Xu Zhichao, Choi Jaihee, Sun Ryan
Department of Biostatistics, The University of Texas MD Anderson Cancer Center, 7007 Bertner Avenue, Houston, 77030, Texas, USA.
Department of Statistics, Rice University, 6100 Main St., Houston, 77030, Texas, USA.
Stat Biosci. 2024 Jul 13. doi: 10.1007/s12561-024-09448-3.
Over the past decade, massive genetic compendiums such as the UK Biobank have gathered extensive genetic and phenotypic data that hold the potential to provide unparalleled insight into the genetic etiologies of various complex diseases. However, much of the disease information is collected as time-to-event outcomes in interval-censored form, and conventional tools for genetic association analysis are often not available for this type of data. For example, set-based inference for common and rare variants analysis is a fundamental investigation in germline genetics studies, but there is a lack of approaches that can perform set-based testing when the interval-censored outcome of interest is subject to the competing risk of another event. To address the need, this work proposes two set-based inference procedures for interval-censored data with competing risks, applicable to rare variants and general genotype sets as well. The interval-censored competing risks sequence kernel association test (crSKAT) is a variance components approach that is powerful when genetic variants in a set demonstrate heterogeneous signals. The interval-censored competing risks Burden (crBurden) test is more powerful when variant signals are homogeneous. Simulation studies show the superiority of the newly developed methods in comparison to ad-hoc alternatives, as evidenced by their ability to control the type I error rate and to improve power. The proposed tests are applied to the UK Biobank to search for genes associated with fracture risk while accounting for death as a competing outcome.
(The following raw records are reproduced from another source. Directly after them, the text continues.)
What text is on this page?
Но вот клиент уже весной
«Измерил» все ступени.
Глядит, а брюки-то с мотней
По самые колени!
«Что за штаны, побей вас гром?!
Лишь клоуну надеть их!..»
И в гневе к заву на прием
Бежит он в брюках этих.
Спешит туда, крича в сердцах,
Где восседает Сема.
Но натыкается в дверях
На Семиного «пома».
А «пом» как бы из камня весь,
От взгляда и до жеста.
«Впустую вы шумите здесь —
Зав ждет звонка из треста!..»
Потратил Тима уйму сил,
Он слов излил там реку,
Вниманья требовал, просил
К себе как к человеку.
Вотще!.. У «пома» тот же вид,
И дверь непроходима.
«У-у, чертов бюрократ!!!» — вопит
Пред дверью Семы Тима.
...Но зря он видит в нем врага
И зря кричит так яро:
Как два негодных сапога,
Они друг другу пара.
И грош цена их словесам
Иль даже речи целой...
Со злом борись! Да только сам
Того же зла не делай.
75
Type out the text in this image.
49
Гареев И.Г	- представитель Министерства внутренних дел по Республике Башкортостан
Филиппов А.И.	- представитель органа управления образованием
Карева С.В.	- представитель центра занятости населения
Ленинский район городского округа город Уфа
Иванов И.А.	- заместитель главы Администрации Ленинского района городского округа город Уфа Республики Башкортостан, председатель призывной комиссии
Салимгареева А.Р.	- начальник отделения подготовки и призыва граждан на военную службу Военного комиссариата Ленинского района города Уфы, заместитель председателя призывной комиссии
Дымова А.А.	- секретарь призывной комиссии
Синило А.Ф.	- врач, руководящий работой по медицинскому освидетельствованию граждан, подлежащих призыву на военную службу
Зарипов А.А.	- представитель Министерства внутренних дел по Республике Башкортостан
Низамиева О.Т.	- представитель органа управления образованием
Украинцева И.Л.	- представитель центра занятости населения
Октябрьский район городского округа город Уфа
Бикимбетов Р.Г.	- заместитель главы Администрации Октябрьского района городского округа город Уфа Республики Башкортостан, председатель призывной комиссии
在过去十年中,诸如英国生物银行这样的大规模基因数据集已经收集了广泛的基因和表型数据,这些数据有可能为各种复杂疾病的遗传病因提供前所未有的见解。然而,许多疾病信息是以区间删失形式的事件发生时间结局来收集的,而传统的基因关联分析工具通常不适用于这类数据。例如,对常见和罕见变异分析的基于集合的推断是种系遗传学研究中的一项基本调查,但当感兴趣的区间删失结局受到另一事件的竞争风险影响时,缺乏能够进行基于集合检验的方法。为满足这一需求,这项工作提出了两种针对具有竞争风险的区间删失数据的基于集合的推断程序,它们也适用于罕见变异和一般基因型集合。区间删失竞争风险序列核关联检验(crSKAT)是一种方差成分方法,当集合中的基因变异表现出异质信号时,它具有强大的功效。区间删失竞争风险负担(crBurden)检验在变异信号同质时功效更强。模拟研究表明,与临时替代方法相比,新开发的方法具有优越性,这体现在它们能够控制I型错误率并提高功效。所提出的检验方法应用于英国生物银行,以寻找与骨折风险相关的基因,同时将死亡作为竞争结局加以考虑。